In summary, DS-Cav1 offers a marked improvement over previous RSV vaccines based on post-F or structurally undefined F antigens. A single dose of unadjuvanted pre-F was able to induce robust and durable neutralizing activity that exceeded that of RSV infection. While we cannot evaluate efficacy in this small phase 1 trial in a low-risk population, a sustained increase in neutralizing activity in high-risk cohorts following DS-Cav1 immunization or perinatal antibody transfer from vaccinated mothers may protect against severe lower respiratory tract disease caused by RSV infection, and consequently, possible long-term sequelae on lung development and function. Various vaccine approaches based on stabilized RSV pre-F antigens have advanced into clinical evaluation, and efficacy studies in both maternal and elderly populations are ongoing. After decades of RSV vaccine development efforts, a structure-guided approach to precision antigen design has yielded an effective immunogen and engendered hope that an RSV vaccine is on the near horizon. Furthermore, these findings have implications for vaccines against other enveloped viruses, such as the SARS-CoV-2 spike protein as a COVID-19 vaccine, demonstrating the value of structure-based vaccine design and advantages of stabilizing immunogens based on trimeric class I fusion proteins in the prefusion conformation.

Research in Context.

Evidence before this study

Respiratory syncytial virus (RSV) remains a significant cause of global morbidity and mortality, and there is currently no licensed vaccine. Several vaccines based on the concept of stabilizing the F protein in the prefusion conformation (pre-F) to retain the most neutralization-sensitive antigenic sites are currently in clinical evaluation. The pre-F subunit vaccine DS-Cav1 potently boosted neutralizing activity in healthy adults at doses of 50 and 150 mcg with and without alum adjuvant, yet the benefits of further increasing antigen dose and inclusion of alum adjuvant are unknown. More critically, the durability of DS-Cav1-boosted immunity and the impact of the dose and adjuvant on longitudinal RSV neutralizing activity have not been determined. We searched Pubmed and Google Scholar on January 2, 2021 for clinical trial reports addressing the durability of immune responses to stabilized pre-F subunit vaccines using the following search strategy: RSV AND clinical trial AND Pre-F subunit AND durability. We found no primary data reporting the durability of neutralizing activity elicited by a structurally-defined, stabilized pre-F subunit vaccine in humans.

Added value of this study

In this study, we delineate the immunogenicity of the DS-Cav1 subunit vaccine at doses up to 500 mcg, as well as the acute and longitudinal impact of altering dose, inclusion of the alum adjuvant, and administration of a second immunization at week 12. We demonstrate sustained neutralizing activity following DS-Cav1 vaccination and determine that, while increases in dose or a second immunization have a modest transient effect, they do not further improve the maintenance of serum neutralizing activity. Finally, we show increased levels of F-specific antibody in the mucosa of the upper respiratory tract after DS-Cav1 immunization, indicating more RSV-specific immunity at the site of infection.
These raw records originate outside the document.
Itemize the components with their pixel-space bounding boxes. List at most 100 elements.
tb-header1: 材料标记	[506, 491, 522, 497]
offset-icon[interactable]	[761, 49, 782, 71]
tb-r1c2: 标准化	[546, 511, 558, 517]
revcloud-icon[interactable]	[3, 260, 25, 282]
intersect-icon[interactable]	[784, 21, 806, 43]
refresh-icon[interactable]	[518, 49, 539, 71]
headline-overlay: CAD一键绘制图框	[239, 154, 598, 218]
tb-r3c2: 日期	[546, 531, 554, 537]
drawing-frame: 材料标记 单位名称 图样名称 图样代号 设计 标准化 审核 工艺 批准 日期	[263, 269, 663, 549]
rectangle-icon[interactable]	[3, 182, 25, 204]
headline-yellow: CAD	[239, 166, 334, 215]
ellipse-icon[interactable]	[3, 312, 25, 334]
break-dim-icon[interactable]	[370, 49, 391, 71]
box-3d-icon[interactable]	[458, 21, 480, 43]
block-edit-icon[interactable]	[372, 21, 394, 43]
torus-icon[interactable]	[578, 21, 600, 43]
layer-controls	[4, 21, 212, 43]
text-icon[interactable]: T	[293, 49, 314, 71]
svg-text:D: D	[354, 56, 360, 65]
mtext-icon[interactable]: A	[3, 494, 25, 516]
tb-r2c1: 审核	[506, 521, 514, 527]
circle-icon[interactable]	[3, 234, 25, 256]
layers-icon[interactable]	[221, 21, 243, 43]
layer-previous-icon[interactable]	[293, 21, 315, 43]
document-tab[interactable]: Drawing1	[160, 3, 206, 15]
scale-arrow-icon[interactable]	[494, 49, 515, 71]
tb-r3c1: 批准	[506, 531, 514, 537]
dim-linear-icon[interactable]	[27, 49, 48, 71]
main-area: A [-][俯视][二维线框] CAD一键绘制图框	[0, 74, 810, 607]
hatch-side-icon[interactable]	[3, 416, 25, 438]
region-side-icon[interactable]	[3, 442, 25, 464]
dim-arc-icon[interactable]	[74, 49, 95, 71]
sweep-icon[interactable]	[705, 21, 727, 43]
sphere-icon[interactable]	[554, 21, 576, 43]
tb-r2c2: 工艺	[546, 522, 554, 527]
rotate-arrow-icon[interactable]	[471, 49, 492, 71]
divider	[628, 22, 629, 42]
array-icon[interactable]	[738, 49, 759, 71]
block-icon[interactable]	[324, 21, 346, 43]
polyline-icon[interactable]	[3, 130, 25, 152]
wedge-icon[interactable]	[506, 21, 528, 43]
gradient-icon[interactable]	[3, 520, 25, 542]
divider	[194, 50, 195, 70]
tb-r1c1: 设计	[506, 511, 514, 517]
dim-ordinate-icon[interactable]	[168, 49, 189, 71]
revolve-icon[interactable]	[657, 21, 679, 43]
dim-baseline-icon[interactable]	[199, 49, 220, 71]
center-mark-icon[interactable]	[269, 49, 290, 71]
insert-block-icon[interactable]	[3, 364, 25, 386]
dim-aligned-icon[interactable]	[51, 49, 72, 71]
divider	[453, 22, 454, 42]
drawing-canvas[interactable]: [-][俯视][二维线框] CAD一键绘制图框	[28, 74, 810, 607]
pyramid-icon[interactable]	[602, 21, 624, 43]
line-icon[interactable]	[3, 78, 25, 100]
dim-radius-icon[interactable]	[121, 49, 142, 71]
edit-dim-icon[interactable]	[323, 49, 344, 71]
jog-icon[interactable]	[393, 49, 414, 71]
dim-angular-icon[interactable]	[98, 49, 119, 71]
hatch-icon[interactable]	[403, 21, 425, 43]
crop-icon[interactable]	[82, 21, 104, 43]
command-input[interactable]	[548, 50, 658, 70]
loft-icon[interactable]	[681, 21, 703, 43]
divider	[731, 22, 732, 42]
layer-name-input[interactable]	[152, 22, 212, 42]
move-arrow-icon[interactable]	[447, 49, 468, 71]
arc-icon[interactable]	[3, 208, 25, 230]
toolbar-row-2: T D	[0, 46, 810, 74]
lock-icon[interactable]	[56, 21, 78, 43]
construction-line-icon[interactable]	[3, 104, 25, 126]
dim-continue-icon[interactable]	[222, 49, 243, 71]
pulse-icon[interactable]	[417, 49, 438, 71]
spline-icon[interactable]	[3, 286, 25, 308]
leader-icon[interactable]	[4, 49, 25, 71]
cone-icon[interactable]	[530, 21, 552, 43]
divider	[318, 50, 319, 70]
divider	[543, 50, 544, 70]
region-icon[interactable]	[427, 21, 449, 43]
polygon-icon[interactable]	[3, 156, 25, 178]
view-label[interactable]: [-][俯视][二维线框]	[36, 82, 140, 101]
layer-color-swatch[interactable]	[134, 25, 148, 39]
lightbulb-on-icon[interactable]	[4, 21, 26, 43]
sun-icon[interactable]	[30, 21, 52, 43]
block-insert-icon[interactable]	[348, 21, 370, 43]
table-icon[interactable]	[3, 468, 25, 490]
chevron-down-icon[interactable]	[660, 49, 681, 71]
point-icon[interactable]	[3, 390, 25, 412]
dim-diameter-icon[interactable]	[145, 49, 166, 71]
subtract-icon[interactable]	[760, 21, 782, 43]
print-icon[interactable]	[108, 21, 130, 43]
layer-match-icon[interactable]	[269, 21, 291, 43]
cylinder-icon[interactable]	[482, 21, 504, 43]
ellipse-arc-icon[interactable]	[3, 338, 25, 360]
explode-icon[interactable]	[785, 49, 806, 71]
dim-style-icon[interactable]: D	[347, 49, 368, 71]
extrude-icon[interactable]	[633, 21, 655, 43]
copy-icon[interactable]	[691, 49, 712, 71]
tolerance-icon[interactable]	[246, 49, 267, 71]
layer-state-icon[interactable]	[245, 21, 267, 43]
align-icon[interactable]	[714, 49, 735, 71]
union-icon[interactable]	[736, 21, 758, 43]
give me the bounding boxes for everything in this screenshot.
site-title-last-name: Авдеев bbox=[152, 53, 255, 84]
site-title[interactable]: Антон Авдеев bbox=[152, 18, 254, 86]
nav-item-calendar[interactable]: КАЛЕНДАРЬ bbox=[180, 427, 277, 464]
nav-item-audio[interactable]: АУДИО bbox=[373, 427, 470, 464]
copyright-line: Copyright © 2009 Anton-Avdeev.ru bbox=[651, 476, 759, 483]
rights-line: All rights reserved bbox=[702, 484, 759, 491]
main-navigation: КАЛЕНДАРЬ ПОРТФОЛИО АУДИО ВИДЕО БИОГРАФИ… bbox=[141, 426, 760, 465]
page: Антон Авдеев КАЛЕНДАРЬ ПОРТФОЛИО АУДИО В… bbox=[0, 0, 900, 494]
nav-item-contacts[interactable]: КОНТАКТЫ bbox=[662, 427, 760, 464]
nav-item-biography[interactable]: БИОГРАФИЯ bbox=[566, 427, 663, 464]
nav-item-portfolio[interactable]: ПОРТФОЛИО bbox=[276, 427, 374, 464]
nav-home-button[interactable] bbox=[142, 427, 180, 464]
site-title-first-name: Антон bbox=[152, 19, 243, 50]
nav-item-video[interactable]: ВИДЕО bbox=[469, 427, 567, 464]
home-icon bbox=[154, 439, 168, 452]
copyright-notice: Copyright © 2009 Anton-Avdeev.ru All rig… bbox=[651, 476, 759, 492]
Implications of all the available evidence

We provide timely results anticipating the outcome of ongoing efficacy trials in the rapidly evolving field of RSV vaccines. Particularly for the vaccination of healthy pregnant women, our findings predict that the use of higher doses of antigen and adjuvant are not necessary to provide sustained neutralizing activity conferred by optimized, pre-F stabilized immunogens.